Publikasi dan menulis artikel, Puisi
Bergholz Olga Fedorovna: biografi (pendek)
Nama Olgi Berggolts tahu setiap warga negara kita yang besar, terutama St. Petersburg. Setelah semua, bukan hanya seorang penyair Rusia, ia adalah simbol hidup dari pengepungan Leningrad. Banyak aku harus pergi melalui wanita yang kuat ini. biografi singkat dia akan dibahas dalam artikel.
Anak dan remaja
Bergholz lahir Olga Fedorovna akhir musim semi tahun 1910 di St Petersburg. Ayahnya adalah seorang ahli bedah Fedor Hristoforovich. Olga juga memiliki seorang adik perempuan, Mary. Setelah revolusi Bergholz, keluarganya pindah ke Uglich, karena ada kerusuhan di Petrograd.
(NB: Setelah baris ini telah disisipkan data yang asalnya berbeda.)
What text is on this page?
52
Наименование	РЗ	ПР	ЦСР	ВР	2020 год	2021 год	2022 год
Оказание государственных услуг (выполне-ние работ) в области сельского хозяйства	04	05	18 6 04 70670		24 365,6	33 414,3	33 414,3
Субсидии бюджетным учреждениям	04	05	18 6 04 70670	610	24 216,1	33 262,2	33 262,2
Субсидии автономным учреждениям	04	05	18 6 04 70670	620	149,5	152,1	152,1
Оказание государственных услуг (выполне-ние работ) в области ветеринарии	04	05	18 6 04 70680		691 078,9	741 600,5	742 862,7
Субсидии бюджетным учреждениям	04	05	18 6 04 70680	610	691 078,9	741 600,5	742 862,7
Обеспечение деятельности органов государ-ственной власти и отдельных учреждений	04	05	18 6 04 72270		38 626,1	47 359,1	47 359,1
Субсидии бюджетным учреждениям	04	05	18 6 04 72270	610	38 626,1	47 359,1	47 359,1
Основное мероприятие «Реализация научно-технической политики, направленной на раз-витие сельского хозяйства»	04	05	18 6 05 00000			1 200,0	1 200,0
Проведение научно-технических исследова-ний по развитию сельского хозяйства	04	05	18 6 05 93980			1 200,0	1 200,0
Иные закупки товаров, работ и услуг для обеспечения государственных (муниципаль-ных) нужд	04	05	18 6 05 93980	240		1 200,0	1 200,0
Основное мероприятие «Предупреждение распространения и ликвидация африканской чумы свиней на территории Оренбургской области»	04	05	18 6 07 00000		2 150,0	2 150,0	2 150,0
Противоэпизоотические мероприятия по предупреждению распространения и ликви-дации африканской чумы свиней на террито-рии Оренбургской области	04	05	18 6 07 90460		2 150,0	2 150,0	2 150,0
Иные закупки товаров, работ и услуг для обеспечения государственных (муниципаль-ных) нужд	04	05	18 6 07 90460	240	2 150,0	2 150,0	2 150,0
Ayah dari keluarga terlibat dalam pertempuran itu. Ibu Maria Timofeevna bersama-sama dengan anak-anaknya lebih dari dua tahun tinggal di bekas biara dari Epiphany. Bahkan di usia tua Olga kehangatan mengingat hari-hari dan perhatian yang mereka meninggalkan kembali Petrograd setelah kembalinya ayahnya dari perang.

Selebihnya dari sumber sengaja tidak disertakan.